Designer Screws Other Than Zip & Tek Screws

Not Just Zip Screws and Tek Screws!

Having been in the fastener industry for contractors since 1986 selling zip screws and tek screws you would think there would be nothing new to learn. Wrong! Although we specialize in screws mainly used by the Heating and Air Conditioning and Gutter industries , more and more I am hearing from OEM’S or engineers who are desperately looking for screws that don’t exist. They needs head diameter’s that are smaller so that they will fit in between narrow grooves, points that will penetrate hard plastic, then go through 30 gauge steel and then tap into stucco then into wood.

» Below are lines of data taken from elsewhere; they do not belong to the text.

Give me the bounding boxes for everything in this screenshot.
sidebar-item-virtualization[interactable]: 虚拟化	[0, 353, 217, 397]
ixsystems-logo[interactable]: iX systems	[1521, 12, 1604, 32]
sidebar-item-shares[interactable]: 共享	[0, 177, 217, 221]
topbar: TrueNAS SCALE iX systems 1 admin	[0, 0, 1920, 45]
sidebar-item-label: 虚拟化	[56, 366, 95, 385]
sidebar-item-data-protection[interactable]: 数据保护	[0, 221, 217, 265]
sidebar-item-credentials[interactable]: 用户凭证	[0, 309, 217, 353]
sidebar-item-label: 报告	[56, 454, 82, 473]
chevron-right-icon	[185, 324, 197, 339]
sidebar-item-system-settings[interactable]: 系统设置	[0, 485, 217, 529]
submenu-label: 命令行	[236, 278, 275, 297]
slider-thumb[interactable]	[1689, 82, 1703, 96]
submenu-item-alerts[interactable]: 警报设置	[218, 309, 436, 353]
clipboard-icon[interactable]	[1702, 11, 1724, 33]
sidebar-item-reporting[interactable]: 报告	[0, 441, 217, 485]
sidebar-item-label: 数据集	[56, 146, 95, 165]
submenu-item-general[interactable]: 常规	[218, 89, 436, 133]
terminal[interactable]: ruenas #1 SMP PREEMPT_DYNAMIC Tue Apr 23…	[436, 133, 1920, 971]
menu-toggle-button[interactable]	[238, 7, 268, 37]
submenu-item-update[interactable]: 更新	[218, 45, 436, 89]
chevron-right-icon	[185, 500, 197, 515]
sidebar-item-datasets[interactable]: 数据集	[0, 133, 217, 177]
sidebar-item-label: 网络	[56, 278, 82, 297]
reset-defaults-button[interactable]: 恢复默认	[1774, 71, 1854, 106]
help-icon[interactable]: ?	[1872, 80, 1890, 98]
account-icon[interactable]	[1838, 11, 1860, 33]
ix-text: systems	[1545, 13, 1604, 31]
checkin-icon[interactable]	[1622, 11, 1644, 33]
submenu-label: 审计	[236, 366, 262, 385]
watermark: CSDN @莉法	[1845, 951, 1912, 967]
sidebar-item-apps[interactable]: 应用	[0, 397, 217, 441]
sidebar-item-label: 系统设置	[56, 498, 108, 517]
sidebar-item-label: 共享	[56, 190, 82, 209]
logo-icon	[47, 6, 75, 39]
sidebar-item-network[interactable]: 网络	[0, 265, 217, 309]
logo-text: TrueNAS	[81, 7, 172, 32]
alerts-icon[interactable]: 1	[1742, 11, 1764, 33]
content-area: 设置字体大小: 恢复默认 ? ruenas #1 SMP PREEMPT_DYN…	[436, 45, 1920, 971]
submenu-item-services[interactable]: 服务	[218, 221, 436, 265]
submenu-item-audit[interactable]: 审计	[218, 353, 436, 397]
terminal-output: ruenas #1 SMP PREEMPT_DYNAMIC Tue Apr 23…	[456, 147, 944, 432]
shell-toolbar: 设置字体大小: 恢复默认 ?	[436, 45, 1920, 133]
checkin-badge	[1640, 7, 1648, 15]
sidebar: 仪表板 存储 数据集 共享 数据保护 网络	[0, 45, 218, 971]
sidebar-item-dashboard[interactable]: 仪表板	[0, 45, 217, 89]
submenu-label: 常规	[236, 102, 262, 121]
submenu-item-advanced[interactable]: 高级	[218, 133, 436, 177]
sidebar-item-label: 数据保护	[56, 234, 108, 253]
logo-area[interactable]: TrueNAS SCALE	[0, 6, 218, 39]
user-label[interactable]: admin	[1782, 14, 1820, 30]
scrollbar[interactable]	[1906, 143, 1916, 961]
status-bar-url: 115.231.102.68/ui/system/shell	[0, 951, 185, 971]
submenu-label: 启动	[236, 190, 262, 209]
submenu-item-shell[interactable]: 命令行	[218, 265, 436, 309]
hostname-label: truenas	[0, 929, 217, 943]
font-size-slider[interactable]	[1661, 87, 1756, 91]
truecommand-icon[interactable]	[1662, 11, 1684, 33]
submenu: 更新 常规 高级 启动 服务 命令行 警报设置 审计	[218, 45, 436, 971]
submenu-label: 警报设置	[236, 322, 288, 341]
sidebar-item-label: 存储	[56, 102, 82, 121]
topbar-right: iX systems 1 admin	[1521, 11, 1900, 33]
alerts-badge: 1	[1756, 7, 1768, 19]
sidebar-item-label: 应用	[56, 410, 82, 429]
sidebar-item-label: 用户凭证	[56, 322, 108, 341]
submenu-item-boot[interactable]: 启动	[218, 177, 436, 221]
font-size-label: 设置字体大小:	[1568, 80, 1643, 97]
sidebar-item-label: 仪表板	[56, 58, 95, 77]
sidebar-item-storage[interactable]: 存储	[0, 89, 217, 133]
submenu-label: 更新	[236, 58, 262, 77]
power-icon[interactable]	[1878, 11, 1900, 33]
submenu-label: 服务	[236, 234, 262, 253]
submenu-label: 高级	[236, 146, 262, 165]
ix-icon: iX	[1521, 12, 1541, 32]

And they are being used outdoors in the snow but should be rust proof but not as expensive as stainless steel. And all in the same screw! It’s a wonder I have a hair left on my head!

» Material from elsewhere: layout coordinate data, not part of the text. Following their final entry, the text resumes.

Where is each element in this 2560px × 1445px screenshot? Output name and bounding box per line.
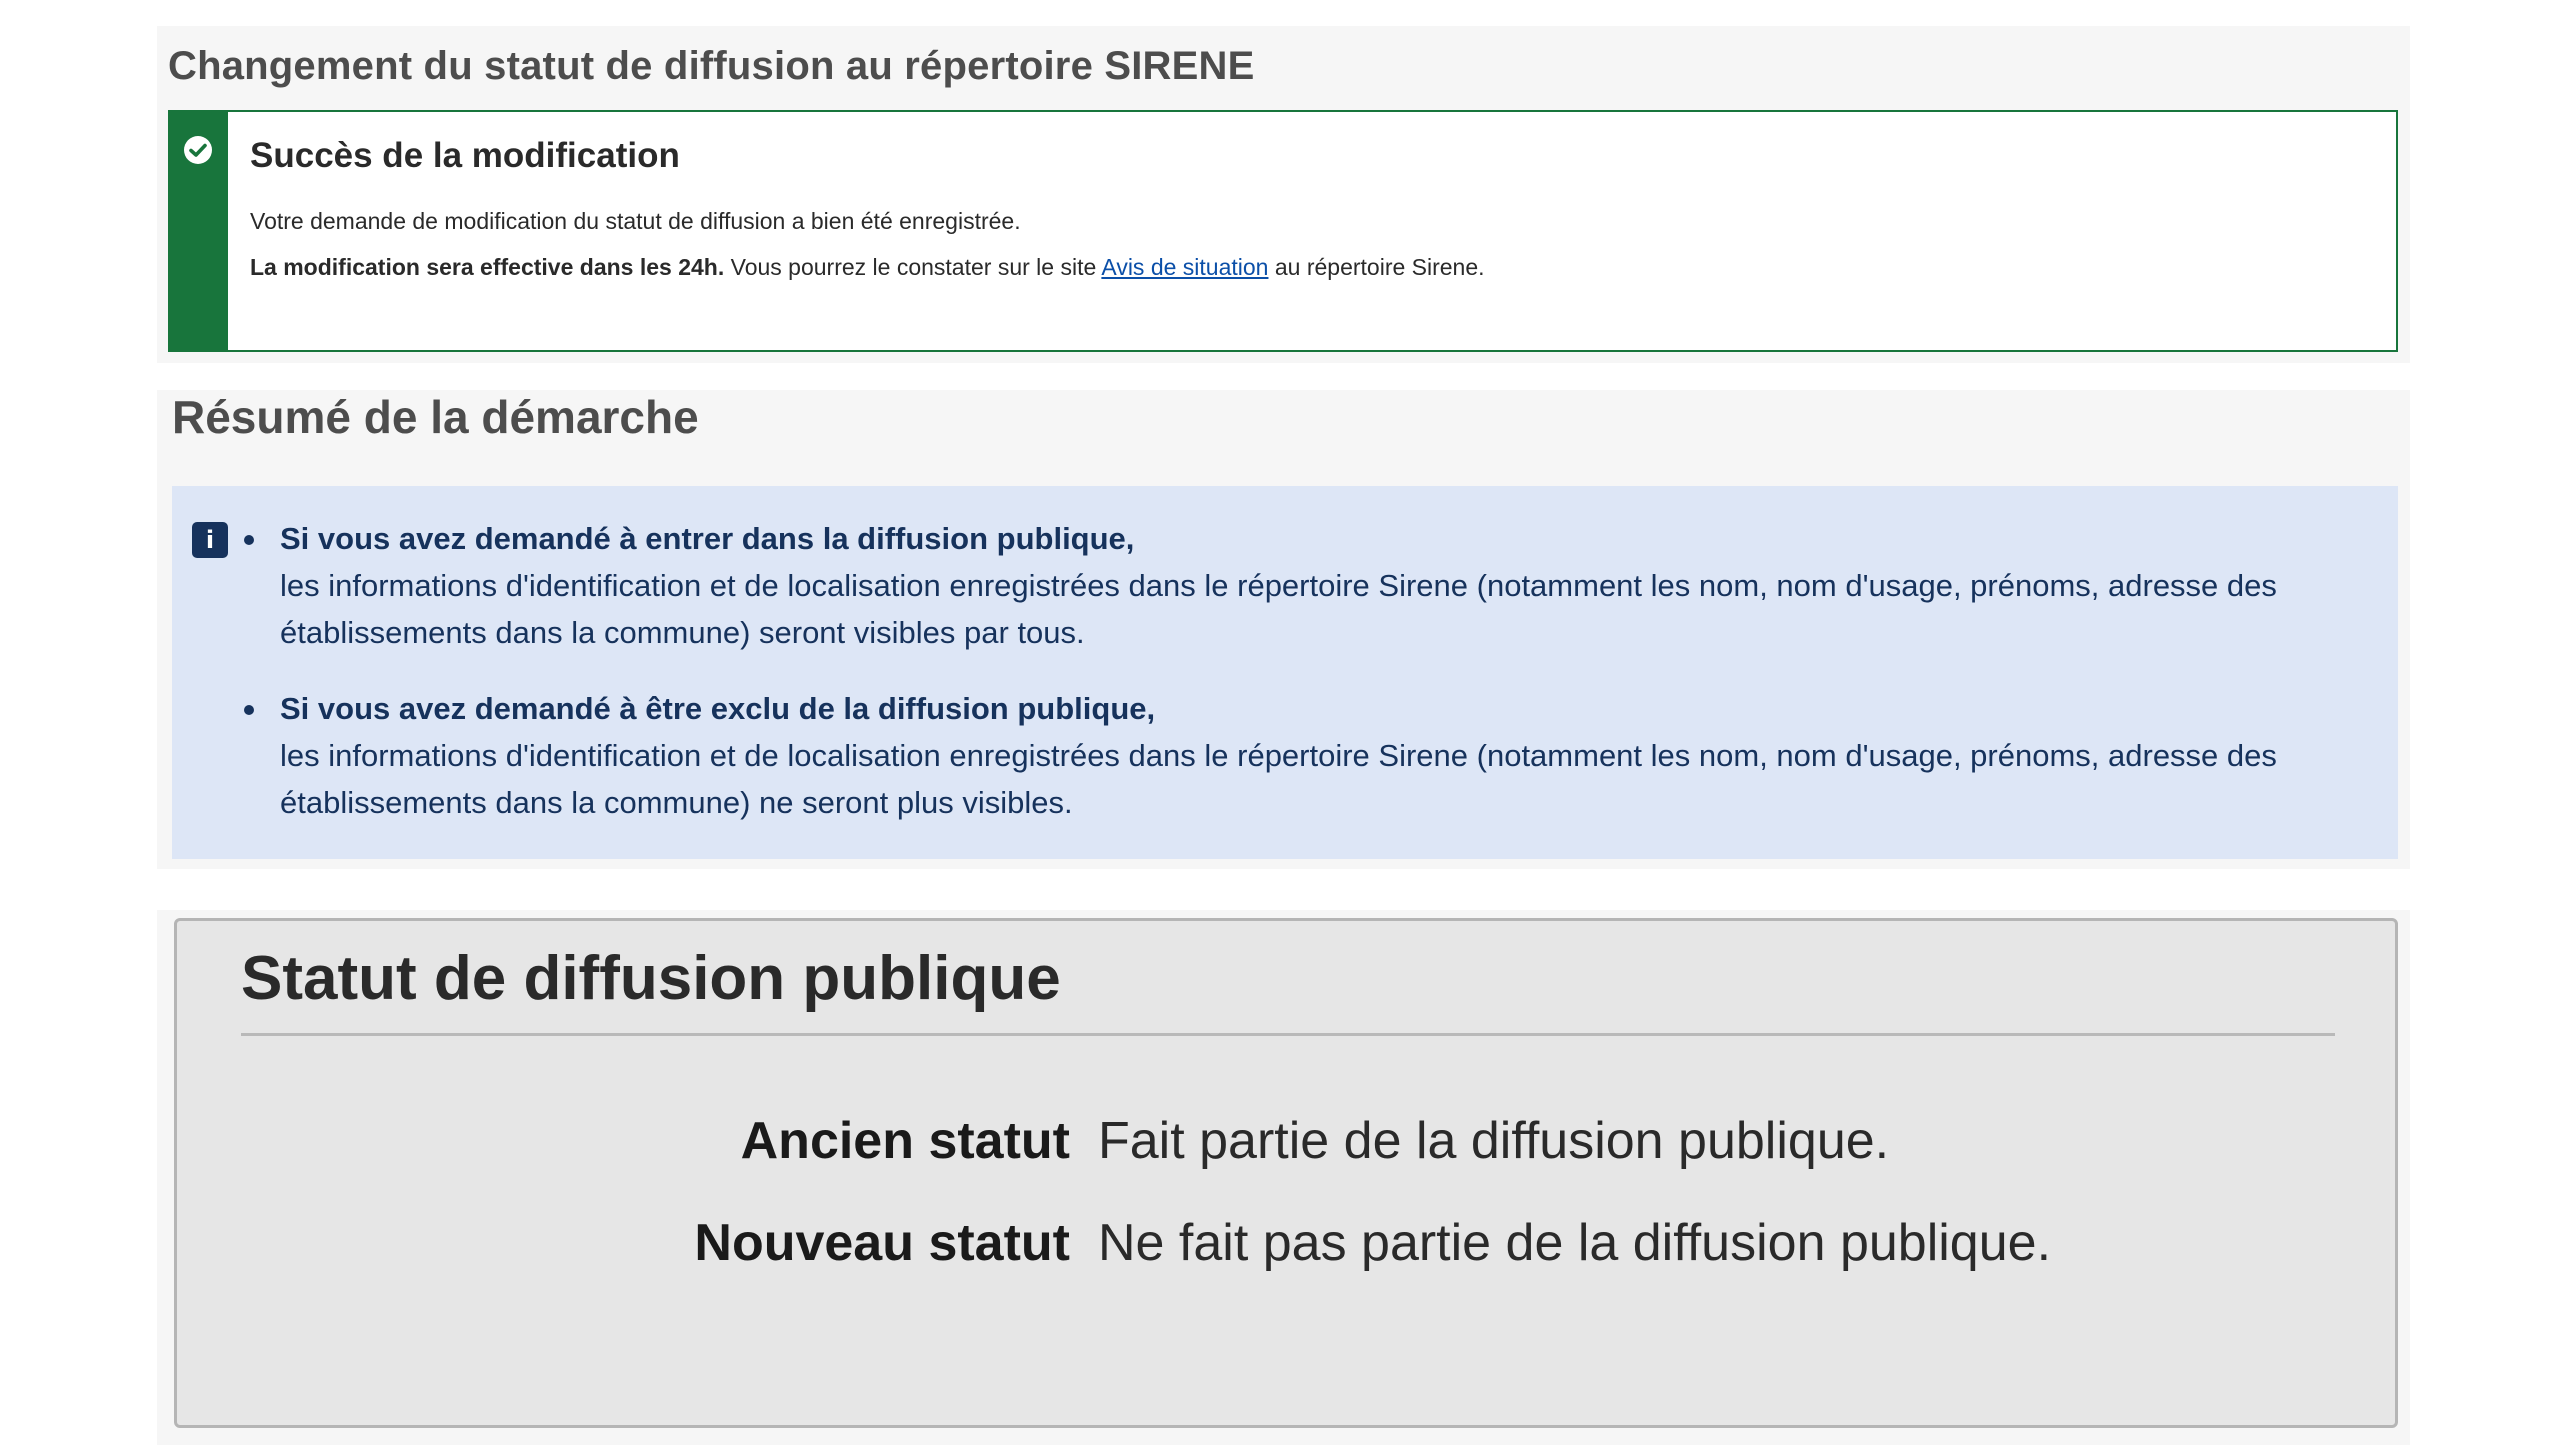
old-status-row: Ancien statut Fait partie de la diffusio… — [177, 1111, 2395, 1181]
confirmation-section: Changement du statut de diffusion au rép… — [157, 26, 2410, 363]
summary-section: Résumé de la démarche i Si vous avez dem… — [157, 390, 2410, 869]
bullet-icon — [244, 535, 254, 545]
success-message: Votre demande de modification du statut … — [250, 208, 1021, 234]
info-list: Si vous avez demandé à entrer dans la di… — [244, 516, 2374, 856]
status-title: Statut de diffusion publique — [241, 944, 1061, 1013]
info-item-lead: Si vous avez demandé à entrer dans la di… — [280, 521, 1135, 556]
avis-de-situation-link[interactable]: Avis de situation — [1101, 254, 1268, 280]
status-section: Statut de diffusion publique Ancien stat… — [157, 910, 2410, 1445]
check-circle-icon — [184, 136, 212, 164]
list-item: Si vous avez demandé à entrer dans la di… — [244, 516, 2374, 656]
info-item-lead: Si vous avez demandé à être exclu de la … — [280, 691, 1156, 726]
status-panel: Statut de diffusion publique Ancien stat… — [174, 918, 2398, 1428]
old-status-value: Fait partie de la diffusion publique. — [1098, 1112, 1890, 1170]
list-item: Si vous avez demandé à être exclu de la … — [244, 686, 2374, 826]
bullet-icon — [244, 705, 254, 715]
divider — [241, 1033, 2335, 1036]
summary-title: Résumé de la démarche — [172, 391, 699, 443]
old-status-label: Ancien statut — [740, 1112, 1070, 1170]
info-notice: i Si vous avez demandé à entrer dans la … — [172, 486, 2398, 859]
success-detail-text: Vous pourrez le constater sur le site — [724, 254, 1102, 280]
success-detail: La modification sera effective dans les … — [250, 254, 1485, 281]
page-title: Changement du statut de diffusion au rép… — [168, 44, 1255, 88]
new-status-value: Ne fait pas partie de la diffusion publi… — [1098, 1214, 2052, 1272]
info-item-text: les informations d'identification et de … — [280, 568, 2277, 650]
success-detail-suffix: au répertoire Sirene. — [1268, 254, 1485, 280]
effective-delay-text: La modification sera effective dans les … — [250, 254, 725, 280]
success-alert-bar — [170, 112, 228, 350]
new-status-label: Nouveau statut — [694, 1214, 1070, 1272]
info-item-text: les informations d'identification et de … — [280, 738, 2277, 820]
info-icon: i — [192, 522, 228, 558]
new-status-row: Nouveau statut Ne fait pas partie de la … — [177, 1213, 2395, 1283]
success-title: Succès de la modification — [250, 136, 680, 175]
success-alert: Succès de la modification Votre demande … — [168, 110, 2398, 352]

In years past, designer screws were a source of frustration for me because one of my contractors would pick up a screw that he really liked on a job site and then want me to locate a source for them. After many hours, maybe days, of diligent searching, I would finally find out that someone like a major hotel chain had the screws made especially for them to install the cabinets in their hotels and getting the same screws with the same dimensions was never going to happen.

Well the good news is that some manufacturers have changed their willingness to do smaller orders so that the chance of having these ‘designer screws’ manufactured is much higher now than it was in the past. Within recent months, we have been successful in procuring parts that in the past would have been impossible to supply. Of course, there are still minimums to be met but instead of having to order containers of screws in order to get the manufacturers interested, we can get away with a pallet or two. Good news for some but still not low enough for others.

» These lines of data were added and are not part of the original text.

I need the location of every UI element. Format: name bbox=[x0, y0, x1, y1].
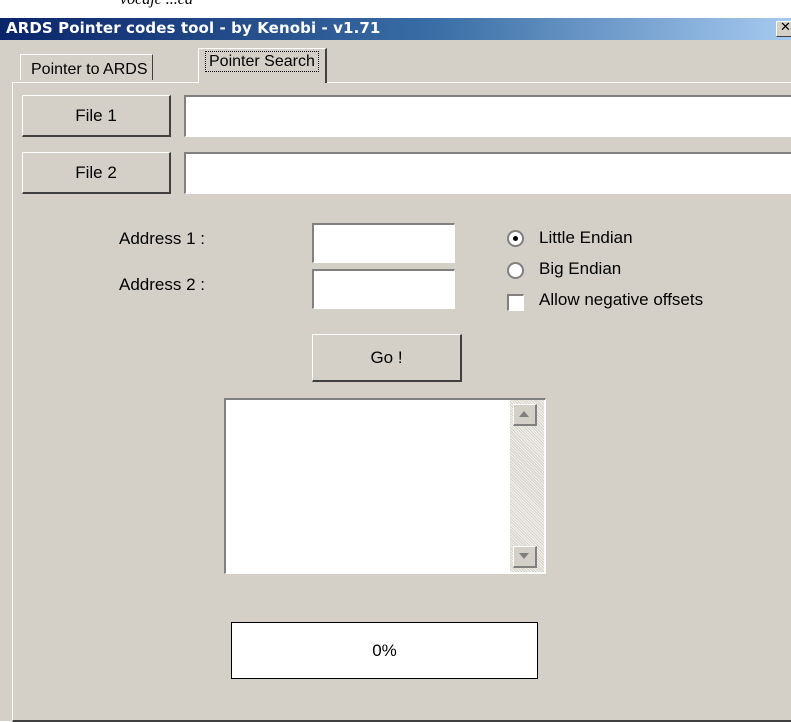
negative-offsets-checkbox[interactable] bbox=[507, 294, 524, 311]
background-window-strip: vocajc ...ca bbox=[0, 0, 791, 18]
progress-bar: 0% bbox=[231, 622, 538, 679]
background-text: vocajc ...ca bbox=[120, 0, 193, 9]
arrow-up-icon bbox=[519, 411, 529, 417]
little-endian-radio[interactable] bbox=[507, 230, 524, 247]
go-button[interactable]: Go ! bbox=[312, 334, 462, 382]
go-button-label: Go ! bbox=[370, 347, 403, 367]
progress-percent: 0% bbox=[372, 640, 397, 660]
address2-input[interactable] bbox=[312, 269, 455, 309]
app-window: ARDS Pointer codes tool - by Kenobi - v1… bbox=[0, 18, 791, 722]
address2-label: Address 2 : bbox=[119, 275, 205, 294]
file1-path-field[interactable] bbox=[184, 95, 791, 137]
file2-button[interactable]: File 2 bbox=[22, 152, 171, 194]
radio-selected-dot bbox=[513, 236, 518, 241]
negative-offsets-label[interactable]: Allow negative offsets bbox=[539, 290, 703, 310]
tab-pointer-to-ards[interactable]: Pointer to ARDS bbox=[20, 54, 153, 80]
address1-label: Address 1 : bbox=[119, 229, 205, 248]
results-listbox[interactable] bbox=[224, 398, 546, 574]
tab-label: Pointer Search bbox=[205, 51, 319, 72]
close-button[interactable]: ✕ bbox=[776, 21, 791, 37]
little-endian-label[interactable]: Little Endian bbox=[539, 228, 633, 248]
big-endian-radio[interactable] bbox=[507, 262, 524, 279]
scroll-up-button[interactable] bbox=[513, 404, 537, 426]
title-bar[interactable]: ARDS Pointer codes tool - by Kenobi - v1… bbox=[0, 18, 791, 40]
file1-button[interactable]: File 1 bbox=[22, 95, 171, 137]
results-scrollbar[interactable] bbox=[510, 400, 544, 572]
address1-input[interactable] bbox=[312, 223, 455, 263]
close-icon: ✕ bbox=[780, 21, 791, 35]
tab-pointer-search[interactable]: Pointer Search bbox=[198, 48, 327, 83]
tab-label: Pointer to ARDS bbox=[31, 61, 148, 78]
arrow-down-icon bbox=[519, 553, 529, 559]
file2-button-label: File 2 bbox=[75, 162, 117, 182]
window-title: ARDS Pointer codes tool - by Kenobi - v1… bbox=[6, 19, 381, 37]
file1-button-label: File 1 bbox=[75, 105, 117, 125]
big-endian-label[interactable]: Big Endian bbox=[539, 259, 621, 279]
file2-path-field[interactable] bbox=[184, 152, 791, 194]
scroll-down-button[interactable] bbox=[513, 546, 537, 568]
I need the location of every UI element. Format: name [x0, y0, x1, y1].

Still, there are many more options available to choose from than there were 20 years ago, starting with coatings to keep screws from rusting as quickly. Take a look at our ceramic coated zip screws, available which with painted heads as well. These parts work great in areas where weather conditions are moist. We will soon be supplying needlepoint screws which are stainless steel as well as ceramic coated which will bring increased rust resistance.

K-Lathe aka Modified Truss aka Round Washer Head

K-Lathe aka Modified Truss aka Round Washer Head

The Round Washer Head design, which can also be known as wafer head screws, K-Lathe screws and modified truss screws, could quite possibly be the most multipurpose head design offered. It combines the benefits of the Pan Head design but has an attached washer built on to the head to increase head diameter. This helps prevent over-driving in softwoods.

General cabinet assembly, installation, hinges, metal drawer slides, wooden drawer guides, attaching lights and brackets are just a few applications where the Round Washer Head design is used. The addition of the washer provides maximum bearing surface to allow for “over-driving” the screw to tighten those stubborn joints easily These Screws are also self tapping screws in that they tap their own mating threads and do not need female threaded inserts like machine screws.

It was originally designed for the construction industry to attach wood lathe and metal framing to 20 to 25 gauge steel studs. They also can be known as plymetal because they can be used to attach plywood to metal. The large wafer head sinks into the plywood and has a large bearing surface The length is measured from the top of the head.

They are available in Philips drive as well as square drive, which is occasionally referred to as Robertson drive. They are readily available in stainless and well as carbon steel and with plain or painted heads.

Also known as:

  • Round Washer Head Needlepoint
  • Wafer Head
  • K-Lathe Screws

Sharp point – zip screws, or self-drilling – tek type screws, these screws are also self-tapping screws as they tap their own threads into the materials they are used with and do not need to be used with a pre-threaded mate such as a nut or insert.